We need a public debate on guidelines for appointing senior members of the judiciary.

The appointment and transfer of judges to the country’s high courts and the Supreme Court have been a contentious issue. It has simmered for many years between the higher judiciary and the government and flares up at periodic intervals. In April this year, the union law minister announced that a Judicial Appointments Commission to give the executive a voice in the appointments was on the cards. To this the then Chief Justice of India (CJI) Altamas Kabir responded that the collegium system was working fine and there was no need to change it. Soon after taking office, the new CJI P Sathasivam also reiterated his faith in the collegium system.

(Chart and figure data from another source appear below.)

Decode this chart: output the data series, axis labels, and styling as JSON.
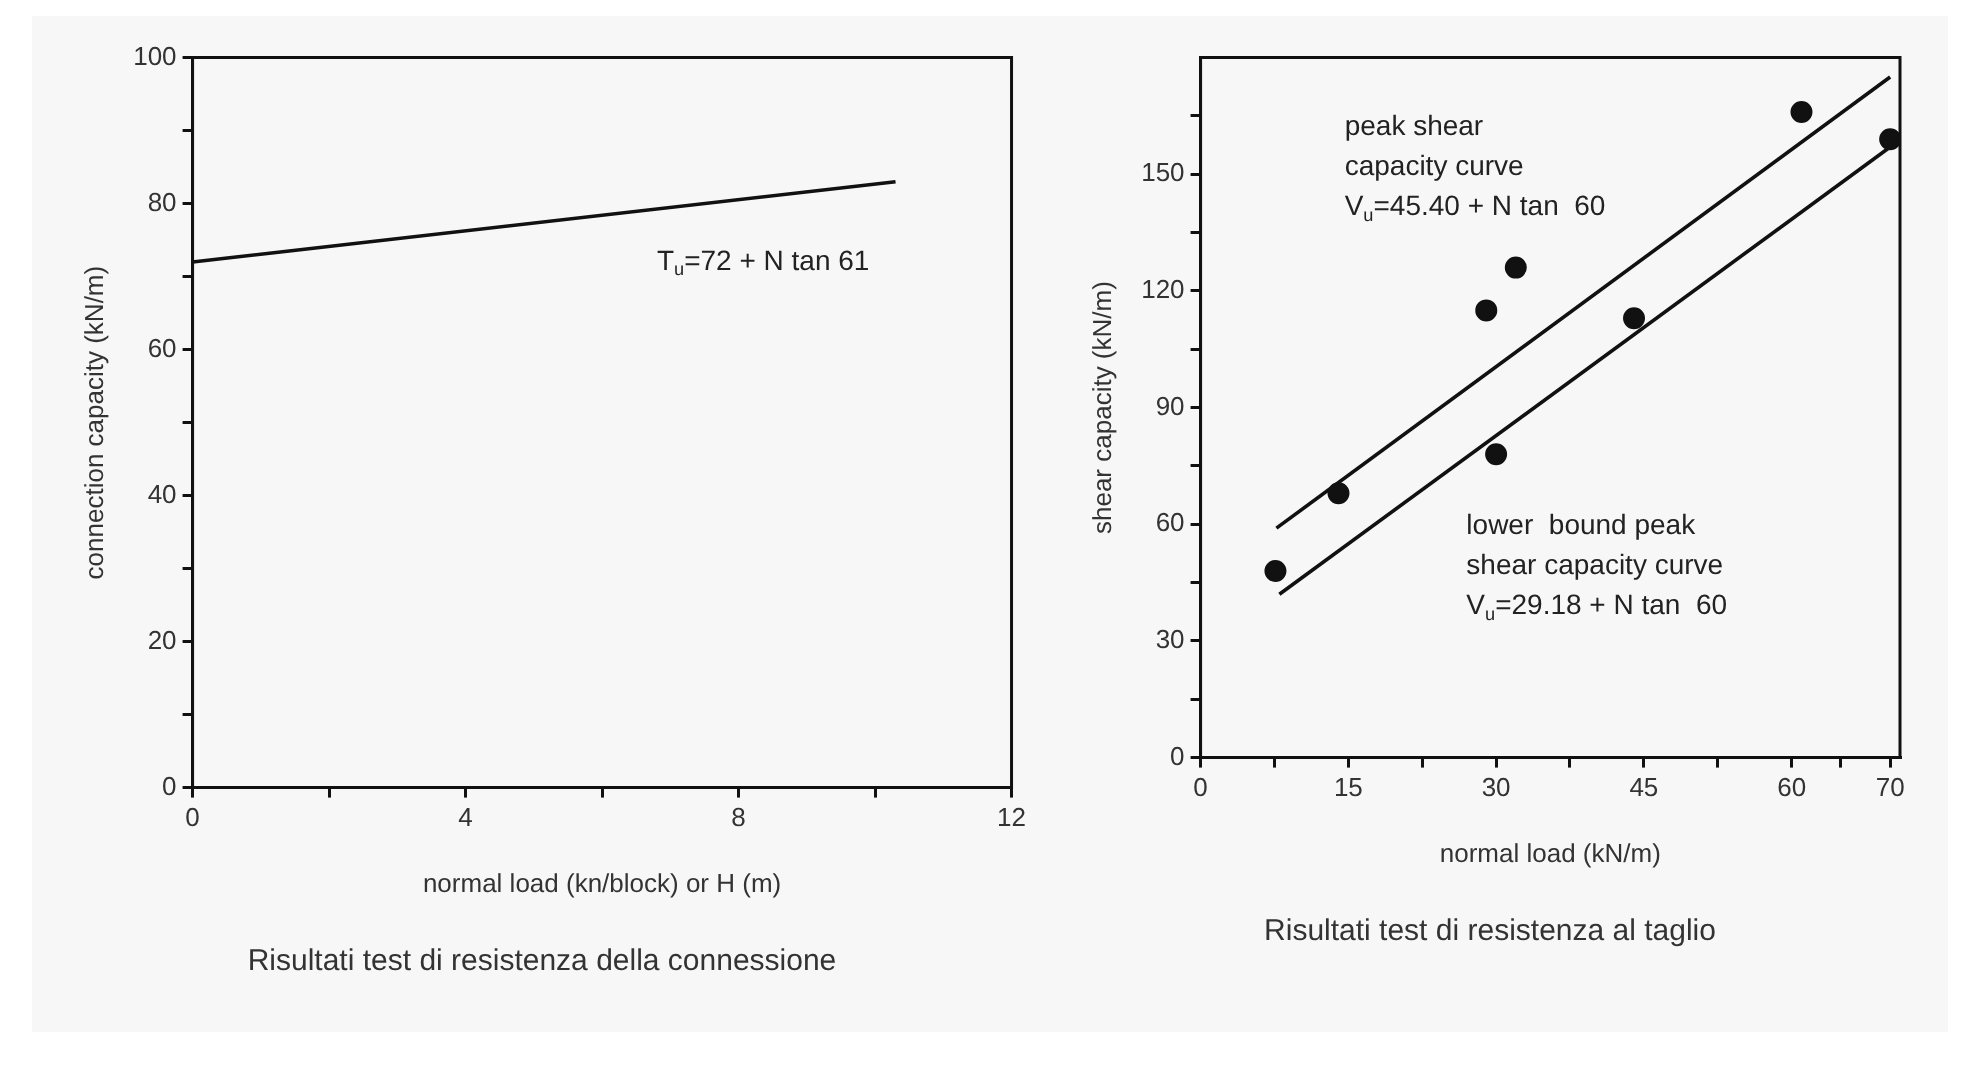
{
  "chart_data": [
    {
      "type": "line",
      "title": "Risultati test di resistenza della connessione",
      "xlabel": "normal load (kn/block) or H (m)",
      "ylabel": "connection capacity (kN/m)",
      "xlim": [
        0,
        12
      ],
      "xticks": [
        0,
        {
          "value": 2,
          "label": null
        },
        4,
        {
          "value": 6,
          "label": null
        },
        8,
        {
          "value": 10,
          "label": null
        },
        12
      ],
      "ylim": [
        0,
        100
      ],
      "yticks": [
        0,
        {
          "value": 10,
          "label": null
        },
        20,
        {
          "value": 30,
          "label": null
        },
        40,
        {
          "value": 50,
          "label": null
        },
        60,
        {
          "value": 70,
          "label": null
        },
        80,
        {
          "value": 90,
          "label": null
        },
        100
      ],
      "grid": false,
      "series": [
        {
          "color": "#111111",
          "x": [
            0,
            10.3
          ],
          "values": [
            72,
            83
          ]
        }
      ],
      "annotations": [
        "T$_{u}$=72 + N tan 61"
      ]
    },
    {
      "type": "scatter",
      "title": "Risultati test di resistenza al taglio",
      "xlabel": "normal load (kN/m)",
      "ylabel": "shear capacity (kN/m)",
      "xlim": [
        0,
        71
      ],
      "xticks": [
        0,
        {
          "value": 7.5,
          "label": null
        },
        15,
        {
          "value": 22.5,
          "label": null
        },
        30,
        {
          "value": 37.5,
          "label": null
        },
        45,
        {
          "value": 52.5,
          "label": null
        },
        60,
        {
          "value": 65,
          "label": null
        },
        70
      ],
      "ylim": [
        0,
        180
      ],
      "yticks": [
        0,
        {
          "value": 15,
          "label": null
        },
        30,
        {
          "value": 45,
          "label": null
        },
        60,
        {
          "value": 75,
          "label": null
        },
        90,
        {
          "value": 105,
          "label": null
        },
        120,
        {
          "value": 135,
          "label": null
        },
        150,
        {
          "value": 165,
          "label": null
        }
      ],
      "grid": false,
      "series": [
        {
          "color": "#111111",
          "marker": "circle",
          "x": [
            7.6,
            14,
            29,
            30,
            32,
            44,
            61,
            70
          ],
          "values": [
            48,
            68,
            115,
            78,
            126,
            113,
            166,
            159
          ]
        },
        {
          "type": "line",
          "color": "#111111",
          "x": [
            7.7,
            70
          ],
          "values": [
            59,
            175
          ]
        },
        {
          "type": "line",
          "color": "#111111",
          "x": [
            8,
            70
          ],
          "values": [
            42,
            157
          ]
        }
      ],
      "annotations": [
        "peak shear\ncapacity curve\nV$_{u}$=45.40 + N tan  60",
        "lower  bound peak\nshear capacity curve\nV$_{u}$=29.18 + N tan  60"
      ]
    }
  ]
}
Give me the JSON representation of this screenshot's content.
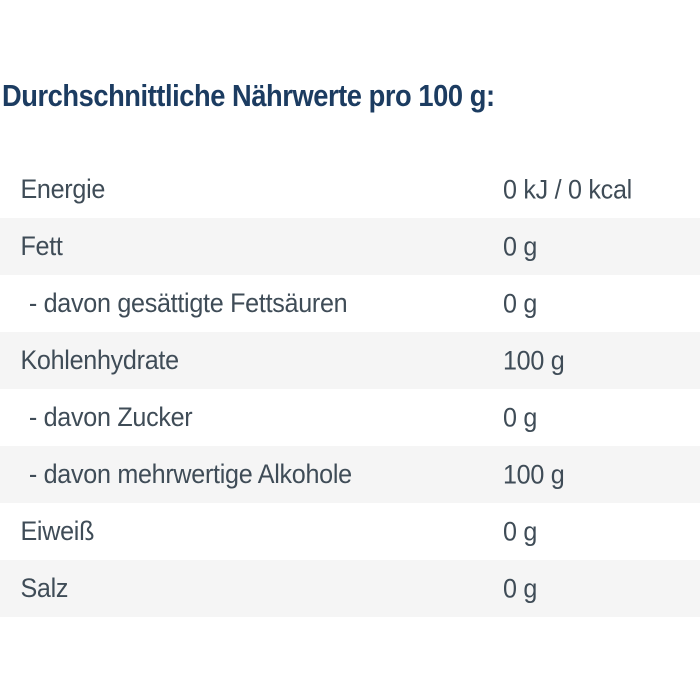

The collegium, comprising four senior-most judges of the Supreme Court and the CJI, decides on transfers and appointments. It has been in existence for nearly 20 years now and was established in response to two significant rulings of the Supreme Court. Its critics point out that it is not sanctioned by the Constitution which states that the appointments should be made by the president after consulting whichever judges of the high courts and the Supreme Court (including the CJI) he/she deems fit to do so. However, in the Supreme Court Advocates-on-Record Association vs Union of India ruling in 1993, a nine-judge bench said that the CJI must have the “primal” role in these appointments. In 1998, this was further reinforced when in reply to a presidential reference on the meaning of “consultation”, the apex court framed guidelines that led to the collegium system. It was expected that this would shield the judiciary from political interference and guard its independence. The treatment of the judiciary by the government during the Emergency and in the years following had left no doubt about how disastrous the power to appoint and transfer judges could be in the hands of the executive.